Un troisième artiste a complété Mansard et Lebrun: Le Nôtre a créé une campagne pour cette maison. Des fenêtres de son incomparable galerie de glaces, Louis ne voit rien qu' ne soit lui-même. L'horizon entier est son ouvrage, car son jardin est tout l'horizon. Ces bosquets, ces avenues si droites,

ne sont que la prolongation indéfinie du palais; c'est une architecture végétale qui reproduit et complète l'architecture de pierre. Les arbres ne végètent que sous la règle et l'équerre; les eaux, amenées à grands frais dans ces lieux arides, ne jaillissent qu'en dessins réguliers.
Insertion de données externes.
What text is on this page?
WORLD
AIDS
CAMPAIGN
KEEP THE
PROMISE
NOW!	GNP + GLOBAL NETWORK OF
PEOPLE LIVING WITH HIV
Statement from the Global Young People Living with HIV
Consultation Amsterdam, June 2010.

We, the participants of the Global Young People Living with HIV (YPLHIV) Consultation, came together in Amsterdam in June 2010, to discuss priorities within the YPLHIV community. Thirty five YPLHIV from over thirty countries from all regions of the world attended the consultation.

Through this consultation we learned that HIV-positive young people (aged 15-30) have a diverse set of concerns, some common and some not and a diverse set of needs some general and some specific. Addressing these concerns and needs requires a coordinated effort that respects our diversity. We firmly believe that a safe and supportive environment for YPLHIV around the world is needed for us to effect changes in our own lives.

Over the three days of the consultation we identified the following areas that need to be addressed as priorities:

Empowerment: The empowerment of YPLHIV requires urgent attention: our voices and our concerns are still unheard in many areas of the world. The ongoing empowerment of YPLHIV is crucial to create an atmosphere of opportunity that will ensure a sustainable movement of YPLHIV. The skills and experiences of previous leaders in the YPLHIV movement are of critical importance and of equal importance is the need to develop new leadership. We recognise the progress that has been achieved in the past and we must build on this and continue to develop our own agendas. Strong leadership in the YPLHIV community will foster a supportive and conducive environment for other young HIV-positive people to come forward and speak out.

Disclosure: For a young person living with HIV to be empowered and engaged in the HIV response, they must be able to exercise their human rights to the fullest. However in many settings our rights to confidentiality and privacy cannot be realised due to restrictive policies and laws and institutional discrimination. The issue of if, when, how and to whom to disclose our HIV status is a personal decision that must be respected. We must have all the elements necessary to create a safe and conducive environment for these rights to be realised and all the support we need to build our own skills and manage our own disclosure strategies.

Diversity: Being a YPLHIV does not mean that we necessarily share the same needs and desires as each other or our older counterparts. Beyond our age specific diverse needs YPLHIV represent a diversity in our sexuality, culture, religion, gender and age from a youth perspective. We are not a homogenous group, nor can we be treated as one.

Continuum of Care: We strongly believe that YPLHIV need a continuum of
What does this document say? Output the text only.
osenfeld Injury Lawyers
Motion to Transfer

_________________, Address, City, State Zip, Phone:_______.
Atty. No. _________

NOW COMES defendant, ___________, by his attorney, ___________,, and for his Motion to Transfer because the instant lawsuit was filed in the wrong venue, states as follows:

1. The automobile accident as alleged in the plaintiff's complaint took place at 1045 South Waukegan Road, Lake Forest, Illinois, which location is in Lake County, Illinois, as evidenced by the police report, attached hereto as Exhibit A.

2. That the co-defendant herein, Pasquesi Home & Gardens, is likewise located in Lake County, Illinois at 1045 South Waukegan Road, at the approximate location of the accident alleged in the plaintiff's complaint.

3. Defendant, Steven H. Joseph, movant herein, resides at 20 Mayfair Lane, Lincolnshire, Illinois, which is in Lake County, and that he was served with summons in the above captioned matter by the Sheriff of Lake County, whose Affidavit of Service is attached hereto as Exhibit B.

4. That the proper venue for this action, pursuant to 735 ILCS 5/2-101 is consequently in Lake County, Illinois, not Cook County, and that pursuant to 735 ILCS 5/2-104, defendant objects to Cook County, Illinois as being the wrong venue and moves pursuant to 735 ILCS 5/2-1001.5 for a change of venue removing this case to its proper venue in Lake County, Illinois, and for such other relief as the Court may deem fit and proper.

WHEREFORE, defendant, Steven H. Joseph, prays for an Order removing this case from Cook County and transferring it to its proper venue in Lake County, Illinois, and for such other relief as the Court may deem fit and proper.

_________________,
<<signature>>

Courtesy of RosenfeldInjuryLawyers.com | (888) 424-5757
Mille statues de marbre et de bronze sont les tableaux mythologiques de ce château de verdure, et, comme ceux de Lebrun, présentent l'apothéose du roi et de ses amours.

La France a payé pour construire Versailles une somme qui équivaudrait aujourd'hui à quatre cents millions. Le luxe de la paix a été presque aussi fatal au peuple que les ambitions de la guerre. Mais le roi peut se contempler, s'admirer dans la naïveté de son égoïsme; il a créé autour de lui un petit univers dont il est le centre et la vie. C'est là le modèle qu'il propose aux artistes; c'est là le symbole que les poëtes et les écrivains vont tous plus ou moins reproduire1.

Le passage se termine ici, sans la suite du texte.